Daniel Soppo Lobe est dans de sales draps. Ancien employé du prestigieux hôtel Hilton de Yaoundé, il a été traduit en justice par son employeur. Ce dernier lui reproche des faits qualifiés d'abus de confiance aggravé, notamment le fait pour lui d'avoir spolié l'hôtel Hilton de Yaoundé d'un montant de 47,6 millions de francs. Cette somme représente des avantages financiers prétendument offerts à des clients fictifs au moment où l'activité de l'entreprise était pourtant au ralenti.

Le mis en cause, qui est privé de liberté depuis plusieurs années, plaide non coupable. Le 29 septembre 2023, le Tribunal de grande instance (TGI) du Mfoundi, qui connait de cette affaire, a ouvert les débats publics en présence des deux parties opposées au procès ainsi que de leurs avocats respectifs. Le mis en cause n'a pas encore donné sa version des faits.

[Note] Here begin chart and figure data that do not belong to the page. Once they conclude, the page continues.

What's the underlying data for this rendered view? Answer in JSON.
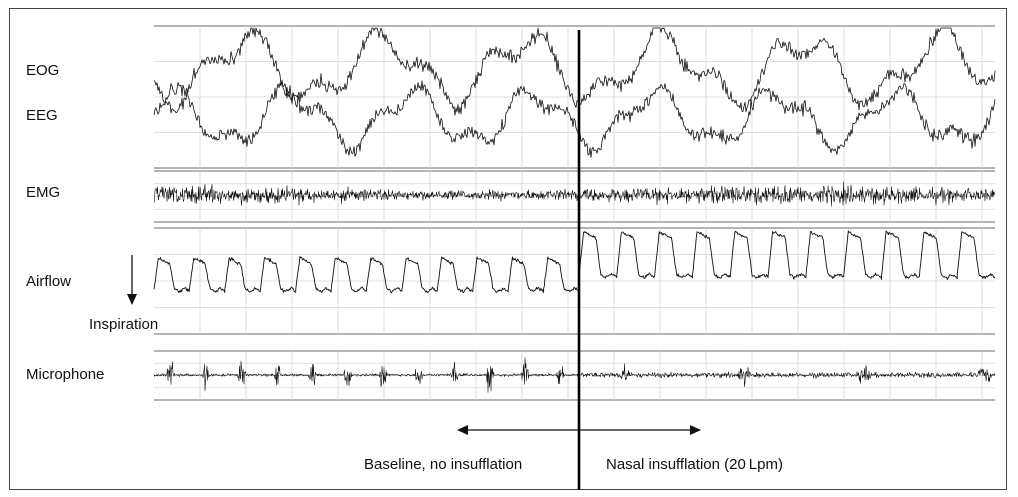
{
  "chart_data": {
    "type": "line",
    "title": "",
    "xlabel": "",
    "ylabel": "",
    "grid": true,
    "legend": "none",
    "channels": [
      {
        "name": "EOG"
      },
      {
        "name": "EEG"
      },
      {
        "name": "EMG"
      },
      {
        "name": "Airflow",
        "annotation": "Inspiration"
      },
      {
        "name": "Microphone"
      }
    ],
    "airflow_breaths": {
      "baseline_count": 12,
      "insufflation_count": 11
    },
    "periods": [
      {
        "label": "Baseline, no insufflation"
      },
      {
        "label": "Nasal insufflation (20 Lpm)"
      }
    ]
  },
  "colors": {
    "trace": "#111111",
    "grid": "#d6d6d6",
    "divider": "#000000"
  }
}
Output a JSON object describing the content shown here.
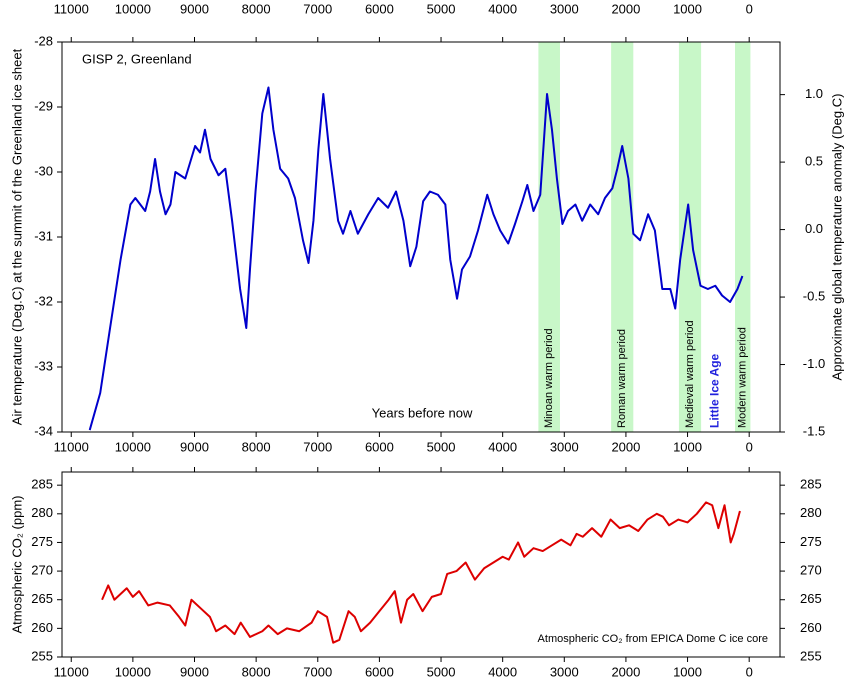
{
  "chart_data": [
    {
      "type": "line",
      "annotation": "GISP 2, Greenland",
      "xlabel": "Years before now",
      "ylabel": "Air temperature (Deg.C) at the summit of the Greenland ice sheet",
      "y2label": "Approximate global temperature anomaly (Deg.C)",
      "xlim": [
        11150,
        -500
      ],
      "xticks": [
        11000,
        10000,
        9000,
        8000,
        7000,
        6000,
        5000,
        4000,
        3000,
        2000,
        1000,
        0
      ],
      "ylim": [
        -34,
        -28
      ],
      "yticks": [
        -34,
        -33,
        -32,
        -31,
        -30,
        -29,
        -28
      ],
      "y2lim": [
        -1.5,
        1.39
      ],
      "y2ticks": [
        -1.5,
        {
          "value": -1.0,
          "label": "-1.0"
        },
        -0.5,
        {
          "value": 0.0,
          "label": "0.0"
        },
        0.5,
        {
          "value": 1.0,
          "label": "1.0"
        }
      ],
      "color": "#0000cc",
      "periods": [
        {
          "label": "Minoan warm period",
          "start": 3420,
          "end": 3070,
          "fill": "#c8f7c8",
          "color": "#000000"
        },
        {
          "label": "Roman warm period",
          "start": 2240,
          "end": 1880,
          "fill": "#c8f7c8",
          "color": "#000000"
        },
        {
          "label": "Medieval warm period",
          "start": 1140,
          "end": 780,
          "fill": "#c8f7c8",
          "color": "#000000"
        },
        {
          "label": "Little Ice Age",
          "start": 700,
          "end": 400,
          "fill": null,
          "color": "#2222dd"
        },
        {
          "label": "Modern warm period",
          "start": 230,
          "end": -20,
          "fill": "#c8f7c8",
          "color": "#000000"
        }
      ],
      "x": [
        10700,
        10530,
        10370,
        10200,
        10040,
        9960,
        9800,
        9720,
        9640,
        9560,
        9470,
        9390,
        9310,
        9150,
        8990,
        8910,
        8830,
        8740,
        8610,
        8500,
        8390,
        8260,
        8160,
        8100,
        8010,
        7900,
        7800,
        7720,
        7610,
        7480,
        7370,
        7240,
        7150,
        7070,
        6990,
        6910,
        6800,
        6670,
        6590,
        6470,
        6350,
        6180,
        6020,
        5860,
        5730,
        5610,
        5500,
        5400,
        5290,
        5180,
        5050,
        4930,
        4850,
        4740,
        4660,
        4530,
        4400,
        4250,
        4150,
        4040,
        3910,
        3800,
        3680,
        3600,
        3500,
        3390,
        3280,
        3200,
        3120,
        3030,
        2940,
        2820,
        2710,
        2580,
        2450,
        2340,
        2220,
        2140,
        2060,
        1960,
        1880,
        1770,
        1640,
        1530,
        1410,
        1280,
        1200,
        1120,
        990,
        910,
        790,
        670,
        550,
        440,
        310,
        190,
        110
      ],
      "values": [
        -33.97,
        -33.4,
        -32.4,
        -31.35,
        -30.5,
        -30.4,
        -30.6,
        -30.3,
        -29.8,
        -30.3,
        -30.65,
        -30.5,
        -30.0,
        -30.1,
        -29.6,
        -29.7,
        -29.35,
        -29.8,
        -30.05,
        -29.95,
        -30.75,
        -31.8,
        -32.4,
        -31.5,
        -30.3,
        -29.1,
        -28.7,
        -29.35,
        -29.95,
        -30.1,
        -30.4,
        -31.05,
        -31.4,
        -30.75,
        -29.65,
        -28.8,
        -29.8,
        -30.75,
        -30.95,
        -30.6,
        -30.95,
        -30.65,
        -30.4,
        -30.55,
        -30.3,
        -30.75,
        -31.45,
        -31.15,
        -30.45,
        -30.3,
        -30.35,
        -30.5,
        -31.35,
        -31.95,
        -31.5,
        -31.3,
        -30.9,
        -30.35,
        -30.65,
        -30.9,
        -31.1,
        -30.8,
        -30.45,
        -30.2,
        -30.6,
        -30.35,
        -28.8,
        -29.35,
        -30.1,
        -30.8,
        -30.6,
        -30.5,
        -30.75,
        -30.5,
        -30.65,
        -30.4,
        -30.25,
        -29.95,
        -29.6,
        -30.1,
        -30.95,
        -31.05,
        -30.65,
        -30.9,
        -31.8,
        -31.8,
        -32.1,
        -31.35,
        -30.5,
        -31.2,
        -31.75,
        -31.8,
        -31.75,
        -31.9,
        -32.0,
        -31.8,
        -31.6
      ]
    },
    {
      "type": "line",
      "annotation": "Atmospheric CO₂ from EPICA Dome C ice core",
      "ylabel": "Atmospheric CO₂ (ppm)",
      "xlim": [
        11150,
        -500
      ],
      "xticks": [
        11000,
        10000,
        9000,
        8000,
        7000,
        6000,
        5000,
        4000,
        3000,
        2000,
        1000,
        0
      ],
      "ylim": [
        255,
        287.3
      ],
      "yticks": [
        255,
        260,
        265,
        270,
        275,
        280,
        285
      ],
      "color": "#dd0000",
      "x": [
        10500,
        10400,
        10300,
        10100,
        10000,
        9900,
        9750,
        9600,
        9400,
        9250,
        9150,
        9050,
        8900,
        8750,
        8650,
        8500,
        8350,
        8250,
        8100,
        7900,
        7800,
        7650,
        7500,
        7300,
        7100,
        7000,
        6850,
        6750,
        6650,
        6500,
        6400,
        6300,
        6150,
        6000,
        5850,
        5750,
        5650,
        5550,
        5450,
        5300,
        5150,
        5000,
        4900,
        4750,
        4600,
        4450,
        4300,
        4150,
        4000,
        3900,
        3750,
        3650,
        3500,
        3350,
        3200,
        3050,
        2900,
        2800,
        2700,
        2550,
        2400,
        2250,
        2100,
        1950,
        1800,
        1650,
        1500,
        1400,
        1300,
        1150,
        1000,
        850,
        700,
        600,
        500,
        400,
        300,
        250,
        150
      ],
      "values": [
        265,
        267.5,
        265,
        267,
        265.5,
        266.5,
        264,
        264.5,
        264,
        262,
        260.5,
        265,
        263.5,
        262,
        259.5,
        260.5,
        259,
        261,
        258.5,
        259.5,
        260.5,
        259,
        260,
        259.5,
        261,
        263,
        262,
        257.5,
        258,
        263,
        262,
        259.5,
        261,
        263,
        265,
        266.5,
        261,
        265,
        266,
        263,
        265.5,
        266,
        269.5,
        270,
        271.5,
        268.5,
        270.5,
        271.5,
        272.5,
        272,
        275,
        272.5,
        274,
        273.5,
        274.5,
        275.5,
        274.5,
        276.5,
        276,
        277.5,
        276,
        279,
        277.5,
        278,
        277,
        279,
        280,
        279.5,
        278,
        279,
        278.5,
        280,
        282,
        281.5,
        277.5,
        281.5,
        275,
        276.5,
        280.5
      ]
    }
  ]
}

Joseph Adong, le directeur financier et représentant de l'hôtel Hilton à cette audience, a relaté au tribunal les faits au centre de la présente procédure. De son récit, il ressort que Daniel Soppo Lobe a été recruté à l'hôtel Hilton de Yaoundé en qualité de réceptionniste. Il était chargé d'assurer le confort des clients et de leur proposer des prestations offertes par l'hôtel. Au moment des faits, l'hôtel Hilton de Yaoundé, en accord avec ses partenaires étrangers, s'était connecté au système «H-O Nord» dont le but est de fidéliser la clientèle à travers le réseau Hilton dans le monde entier.

Ce système consiste à distribuer des points aux clients qui séjournent à l'hôtel et organisent des manifestations. «Pour gagner des points, il faut dépenser et se fidéliser. Les points sont convertis en argent et sont valables dans tous les Hôtels Hilton du monde», a déclaré le témoin de l'accusation.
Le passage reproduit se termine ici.